CS81 Lab2: Building a simulator

Due by noon next Friday

As you saw in the last lab, working with physical robots in the real world is challenging. There are many issues that you must deal with such as maintaining battery power and handling the variability of sensors. In order to explore adaptive robots, we will run experiments that last much longer than the battery life of a robot and we want to avoid damaging the robot as it explores how it is capable of moving in the world. Therefore it is common practice in the field to explore adaptive control mechanisms for robots in simulation first, and then, once they prove successful, port them to physical robots.

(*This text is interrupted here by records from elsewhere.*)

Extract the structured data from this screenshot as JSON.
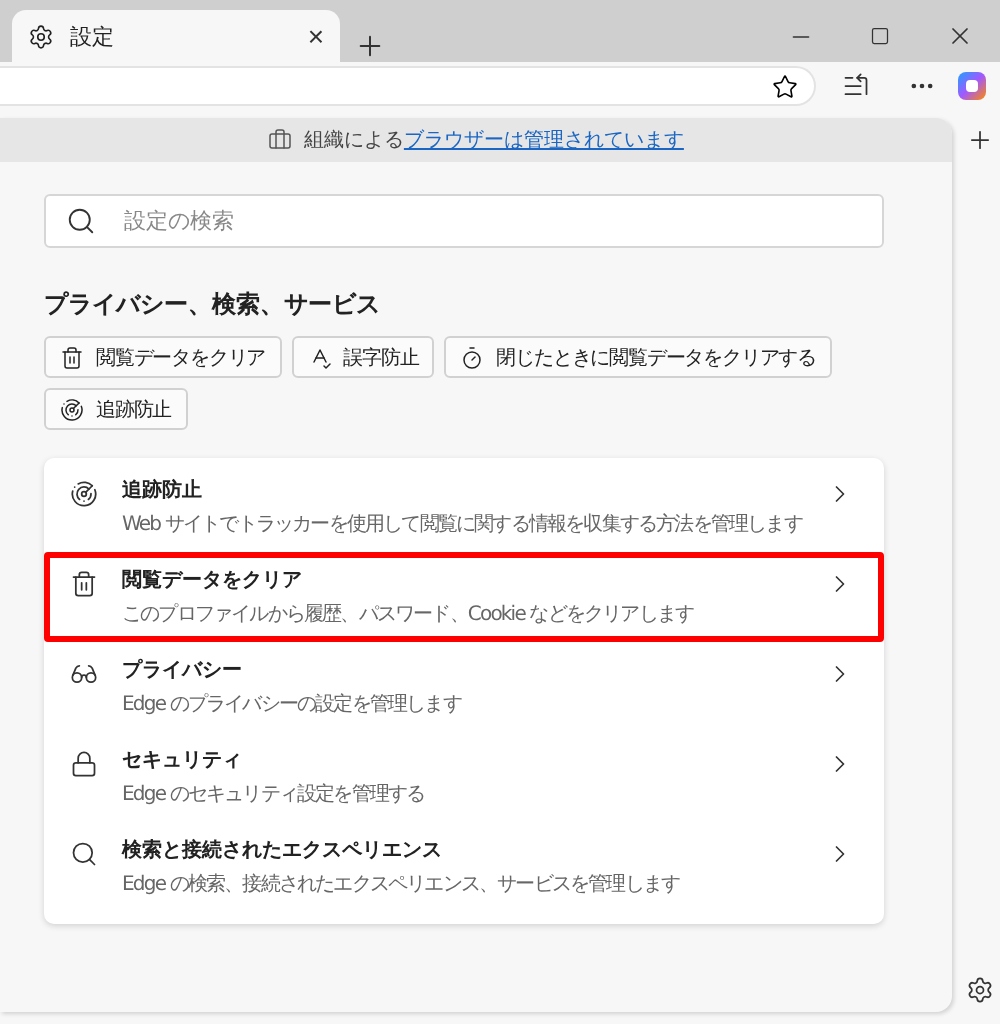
{
  "tab": {
    "title": "設定",
    "close": "×"
  },
  "managed_banner": {
    "text": "組織による",
    "link": "ブラウザーは管理されています"
  },
  "search": {
    "placeholder": "設定の検索"
  },
  "section_title": "プライバシー、検索、サービス",
  "chips": [
    "閲覧データをクリア",
    "誤字防止",
    "閉じたときに閲覧データをクリアする",
    "追跡防止"
  ],
  "items": [
    {
      "title": "追跡防止",
      "description": "Web サイトでトラッカーを使用して閲覧に関する情報を収集する方法を管理します",
      "highlighted": false
    },
    {
      "title": "閲覧データをクリア",
      "description": "このプロファイルから履歴、パスワード、Cookie などをクリアします",
      "highlighted": true
    },
    {
      "title": "プライバシー",
      "description": "Edge のプライバシーの設定を管理します",
      "highlighted": false
    },
    {
      "title": "セキュリティ",
      "description": "Edge のセキュリティ設定を管理する",
      "highlighted": false
    },
    {
      "title": "検索と接続されたエクスペリエンス",
      "description": "Edge の検索、接続されたエクスペリエンス、サービスを管理します",
      "highlighted": false
    }
  ]
}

In this lab we will create our own basic simulator from scratch. A key feature of our simulator is that it will allow us to run it with the graphics turned off, significantly speeding up the computation time. Constructing it in this way will make it a bit more difficult to implement, but will be extremely useful when we run evolution experiments later.

Git started

Go through the following steps to setup your directory for this lab.

  1. First you need to run setup81 to create a git repository for the lab.

    If you want to work alone do:

    setup81 labs/02 none
    If you want to work with a partner, then one of you needs to run the following while the other one waits until it finishes.
    setup81 labs/02 partnerUsername
    Once the script finishes, the other partner should run it on their account.

  2. For the next step only one partner should copy over the starting point code.
    cd ~/cs81/labs/02
    cp -r ~meeden/public/cs81/labs/02/* ./
    This will copy over two files called testGraphics.py and simulator.py.

  3. Whether you are working alone or with a partner, you should now add all of the files to your git repo, commit, and push them as shown below.
    git add *
    git commit -m "lab2 start"
    git push

  4. If you are working with a partner, your partner can now pull the changes in.
    cd ~/cs81/labs/02
    git pull

Overview of the simulator

We will write our simulator in Python using the Zelle graphics library, which was introduced in cs21. If you didn't take cs21 or need to refresh your memory, take a few minutes to explore this graphics library. Open the file testGraphics.py, look over the code, and then execute it. Try adding another circle of a different size and color to the program. Next try adding a line. Once you understand the basics of the graphics library you can move on to building the simulator.

Open the file simulator.py; you'll notice that I have provided you with starting point code for several classes. I have stubbed in some methods for you, which you should implement. Feel free to include additional helper methods as needed. A short description of each class is provided below along with a summary of the class variables you will need.

Incremental implementation and testing

You should develop your code incrementally. Start by ignoring the graphical aspects of the simulator. Instead focus on getting the internal mechanisms functioning correctly.

Begin by implementing the constructor of the World class, but leave the other methods for later. Even though the World class is not complete, create a main program to test that your constructor works correctly and that you can print a world's width and height.

Next, work on the Agent class, starting with its constructor and then focusing on the methods that move the robot in the world (update, translate, rotate). Check out the section about geometry to help you implement translate. Also implement the getStatus method to get a summary of an agent's x, y, and heading. Update your main program to test that your movement commands are updating the robot's location and heading correctly. Don't worry about keeping your robot in the world or calculating sensor values yet.

Then, work on the VisibleAgent class and go back and finish the World class. Seeing a graphical representation of your robot will make it easier to debug.

Go back and complete the rest of the Agent class, including the checkStall and computeDistanceToWall methods.

Once your simulator is fully implemented build some additional brains. Create a brain that causes the agent to move in a spiral motion. Create a brain that uses the distance to a wall, rather than stall, to avoid walls.

Enhancements: If you'd like (this is not required), implement aditional functionality into your simulator. Currently, the simulator does not detect when two agents are in contact, allowing agents to pass through each other. Add the ability to detect collisions between agents, having the stall sensor be triggered.


In order to simulate robots we'll need to review some geometry. In the picture shown below, the agent is positioned at location (100, 120) with a heading of -45. A ray has been drawn from the center of the agent's body at the angle of the its current heading.

The unit vector v for this ray can be computed as:

v = ( cos(radians(heading)), sin(radians(heading)) )
We can use this unit vector to solve key aspects of our simulation:

When you are completely done, be sure that you have pushed all of your changes to the repo. Use the git status command to verify this. If there are uncommitted changes, be sure to do another add, commit, and push cycle.